All of these website legal terms appear to be referenced on other sites owned/operated by General Mills (Cheerios.com, BettyCrocker.com...etc). Sometimes they are employed as browsewrap agreements (go to Cheerios.com, scroll waaaay down to the bottom, and you'll see links that take you back to the website legal agreements referenced above on GeneralMills.com), sometimes they are employed as clickwrap agreements (which you can see if you try to sign up for a newsletter, download a coupon...etc). None of the clickwraps employ all of the best practices for clickwrap agreements that PactSafe recommends. For example, this clickwrap agreement does not present the applicable website legal terms on the page, but rather awkwardly provides links to them in non-conspicuous text below the form. Not ideal.

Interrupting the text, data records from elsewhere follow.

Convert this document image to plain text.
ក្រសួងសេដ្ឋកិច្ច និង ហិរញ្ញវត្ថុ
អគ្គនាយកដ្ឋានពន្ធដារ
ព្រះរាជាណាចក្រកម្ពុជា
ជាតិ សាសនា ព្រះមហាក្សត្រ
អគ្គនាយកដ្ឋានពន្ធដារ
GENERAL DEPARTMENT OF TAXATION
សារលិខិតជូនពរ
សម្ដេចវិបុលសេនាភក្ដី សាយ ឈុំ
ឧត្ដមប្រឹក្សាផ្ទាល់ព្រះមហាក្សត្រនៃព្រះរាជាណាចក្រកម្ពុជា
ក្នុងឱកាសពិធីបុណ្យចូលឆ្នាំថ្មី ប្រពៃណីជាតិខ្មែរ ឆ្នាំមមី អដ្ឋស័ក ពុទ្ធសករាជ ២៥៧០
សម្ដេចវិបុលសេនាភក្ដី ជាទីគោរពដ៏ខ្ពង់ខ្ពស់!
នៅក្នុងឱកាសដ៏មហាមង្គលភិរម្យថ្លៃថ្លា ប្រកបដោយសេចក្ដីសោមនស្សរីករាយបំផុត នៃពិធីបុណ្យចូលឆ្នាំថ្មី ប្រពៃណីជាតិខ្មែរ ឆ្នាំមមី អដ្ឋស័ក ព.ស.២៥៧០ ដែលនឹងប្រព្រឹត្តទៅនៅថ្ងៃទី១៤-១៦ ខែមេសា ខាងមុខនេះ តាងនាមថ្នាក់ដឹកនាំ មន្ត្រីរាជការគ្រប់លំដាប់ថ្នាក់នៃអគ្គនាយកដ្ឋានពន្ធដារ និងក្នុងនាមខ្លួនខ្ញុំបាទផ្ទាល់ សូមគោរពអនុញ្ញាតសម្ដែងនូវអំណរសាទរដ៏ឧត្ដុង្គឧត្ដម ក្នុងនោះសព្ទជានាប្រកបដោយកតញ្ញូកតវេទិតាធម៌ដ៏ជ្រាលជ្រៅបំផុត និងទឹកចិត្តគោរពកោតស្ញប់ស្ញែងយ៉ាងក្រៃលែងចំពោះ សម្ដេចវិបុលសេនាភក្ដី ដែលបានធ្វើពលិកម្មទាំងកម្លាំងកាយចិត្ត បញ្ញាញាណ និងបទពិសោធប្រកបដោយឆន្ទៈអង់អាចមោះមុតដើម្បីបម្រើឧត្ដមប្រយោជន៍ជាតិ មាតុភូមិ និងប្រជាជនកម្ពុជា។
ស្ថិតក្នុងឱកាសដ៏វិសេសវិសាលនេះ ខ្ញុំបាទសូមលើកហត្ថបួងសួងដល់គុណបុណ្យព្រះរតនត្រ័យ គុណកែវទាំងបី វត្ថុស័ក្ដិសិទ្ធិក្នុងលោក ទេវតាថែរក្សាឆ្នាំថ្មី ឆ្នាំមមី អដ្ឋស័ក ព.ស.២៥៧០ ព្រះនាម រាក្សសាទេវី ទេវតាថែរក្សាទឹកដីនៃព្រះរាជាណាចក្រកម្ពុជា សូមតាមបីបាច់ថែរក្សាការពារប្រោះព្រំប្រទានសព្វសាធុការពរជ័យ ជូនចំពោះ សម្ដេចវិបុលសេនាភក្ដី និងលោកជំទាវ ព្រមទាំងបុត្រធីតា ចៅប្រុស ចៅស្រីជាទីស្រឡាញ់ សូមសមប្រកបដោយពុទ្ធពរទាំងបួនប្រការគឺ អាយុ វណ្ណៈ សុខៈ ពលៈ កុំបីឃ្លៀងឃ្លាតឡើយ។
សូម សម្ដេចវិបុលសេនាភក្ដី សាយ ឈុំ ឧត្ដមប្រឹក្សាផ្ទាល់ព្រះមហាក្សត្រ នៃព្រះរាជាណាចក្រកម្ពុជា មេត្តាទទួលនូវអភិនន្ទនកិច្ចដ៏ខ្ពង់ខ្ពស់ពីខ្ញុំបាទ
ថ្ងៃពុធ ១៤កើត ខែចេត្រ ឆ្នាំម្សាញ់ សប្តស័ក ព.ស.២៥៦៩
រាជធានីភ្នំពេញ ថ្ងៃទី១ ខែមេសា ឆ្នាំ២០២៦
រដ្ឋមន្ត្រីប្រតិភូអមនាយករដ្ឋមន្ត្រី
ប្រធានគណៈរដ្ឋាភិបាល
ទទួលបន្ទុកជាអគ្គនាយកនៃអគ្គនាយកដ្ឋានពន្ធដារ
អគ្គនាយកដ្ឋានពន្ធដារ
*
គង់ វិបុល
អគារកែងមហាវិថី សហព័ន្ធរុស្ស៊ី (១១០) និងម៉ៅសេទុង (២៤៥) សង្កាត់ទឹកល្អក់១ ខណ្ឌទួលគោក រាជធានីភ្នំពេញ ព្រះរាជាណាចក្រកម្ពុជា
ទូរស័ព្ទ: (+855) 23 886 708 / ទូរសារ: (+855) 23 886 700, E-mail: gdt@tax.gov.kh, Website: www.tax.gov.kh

One also wonders how all of this is tracked among all of these sites. Linking all of the website legal agreement references back to one site is a good idea in terms of managing modifications and the content of the website legal agreements. But with implementations and placements of all these website legal agreements differing from site to site, form to form, enforcement may vary from site to site, form to form. I didn't check every General Mills site, but if there are other website legal agreements NOT tied back to GeneralMills.com - how are all of those managed and tracked? How is acceptance of those website legal agreements tracked and linked back to various versions of those website legal agreements [Note - I don't see any dates on the Legal Terms or any references to prior versions].
Lots of questions about this crazy web of website legal agreements on the General Mills sites.